5. Activity: Bed rest; up in chair as tolerated.
6. Nursing: Inputs and outputs, daily weights.
7. Diet: No added salt. Push oral fluids.
8. Special Medications:
Hypernatremia with Hypovolemia:
If volume depleted, give 1-2 L NS IV over 1-3 hours until not orthostatic, then give D5W IV to replace half of body water deficit over first 24 hours (correct sodium at 1 mEq/L/h), then remaining deficit over next 1-2 days.

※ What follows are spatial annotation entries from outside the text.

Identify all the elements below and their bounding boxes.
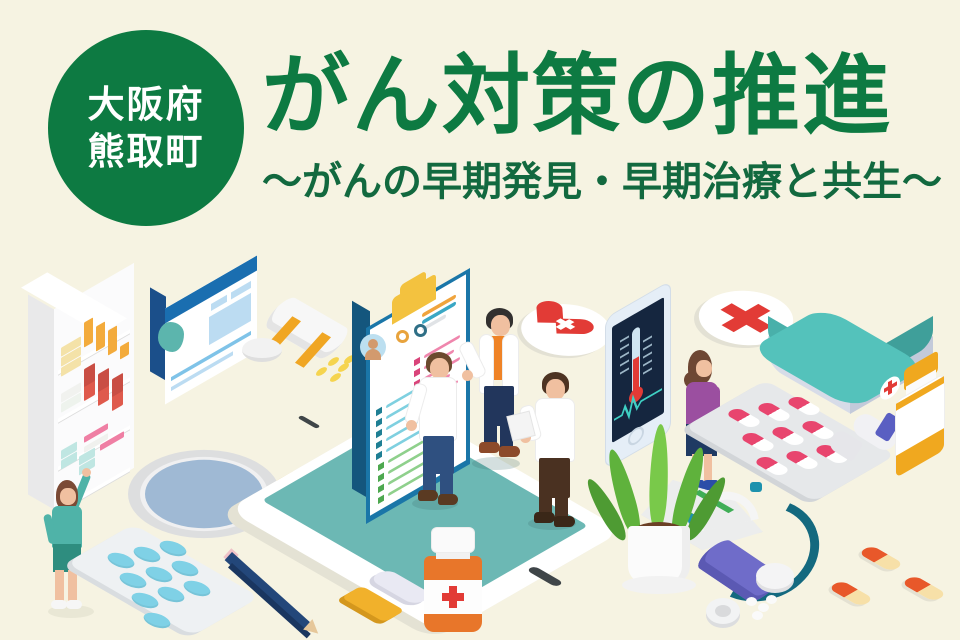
purple-pill-bottle-icon (702, 545, 812, 625)
health-promotion-banner: 大阪府 熊取町 がん対策の推進 〜がんの早期発見・早期治療と共生〜 (0, 0, 960, 640)
capsule-icon (858, 545, 905, 572)
potted-plant-icon (614, 430, 704, 590)
medicine-bottle-center-icon (418, 528, 498, 640)
spilled-pill-bottle-icon (242, 302, 362, 392)
page-subtitle: 〜がんの早期発見・早期治療と共生〜 (262, 158, 922, 206)
medical-illustration (0, 250, 960, 640)
badge-prefecture: 大阪府 (88, 82, 205, 127)
medicine-bottle-right-icon (890, 360, 960, 490)
heart-health-icon (528, 292, 608, 362)
page-title: がん対策の推進 (262, 48, 922, 143)
doctor-right-figure (522, 370, 596, 528)
capsule-icon (901, 575, 948, 602)
banner-header: 大阪府 熊取町 がん対策の推進 〜がんの早期発見・早期治療と共生〜 (0, 0, 960, 250)
badge-town: 熊取町 (88, 129, 205, 174)
municipality-badge: 大阪府 熊取町 (48, 30, 244, 226)
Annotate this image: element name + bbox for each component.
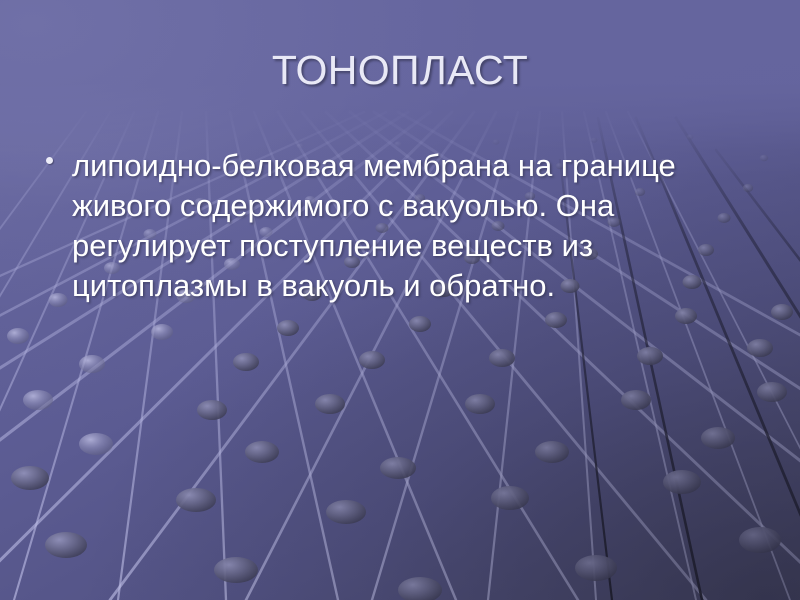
slide-body: липоидно-белковая мембрана на границе жи… — [46, 146, 762, 306]
slide-title: ТОНОПЛАСТ — [0, 46, 800, 94]
bullet-dot-icon — [46, 146, 72, 164]
bullet-item-text: липоидно-белковая мембрана на границе жи… — [72, 146, 762, 306]
presentation-slide: ТОНОПЛАСТ липоидно-белковая мембрана на … — [0, 0, 800, 600]
bullet-list-item: липоидно-белковая мембрана на границе жи… — [46, 146, 762, 306]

Body water deficit (L) = 0.6(weight kg)([Na serum]-140)
          140

Hypernatremia with ECF Volume Excess:
-Furosemide 40-80 mg IV or PO qd-bid.
-Salt poor albumin (25%) 50-100 mL.

Hypernatremia with Diabetes Insipidus:
-D5W to correct body water deficit.
-Pitressin 5-10 U IM/IV q6h or desmopressin (DDAVP) 4 mcg IV/SQ q12h; keep urine specific gravity >1.010.

9. Extras: CXR, ECG.
10. Labs: chem 7&12, serum osmolality, liver panel, ADH. UA, urine specific gravity. Urine osmolality, Na, 24h urine K, creatinine.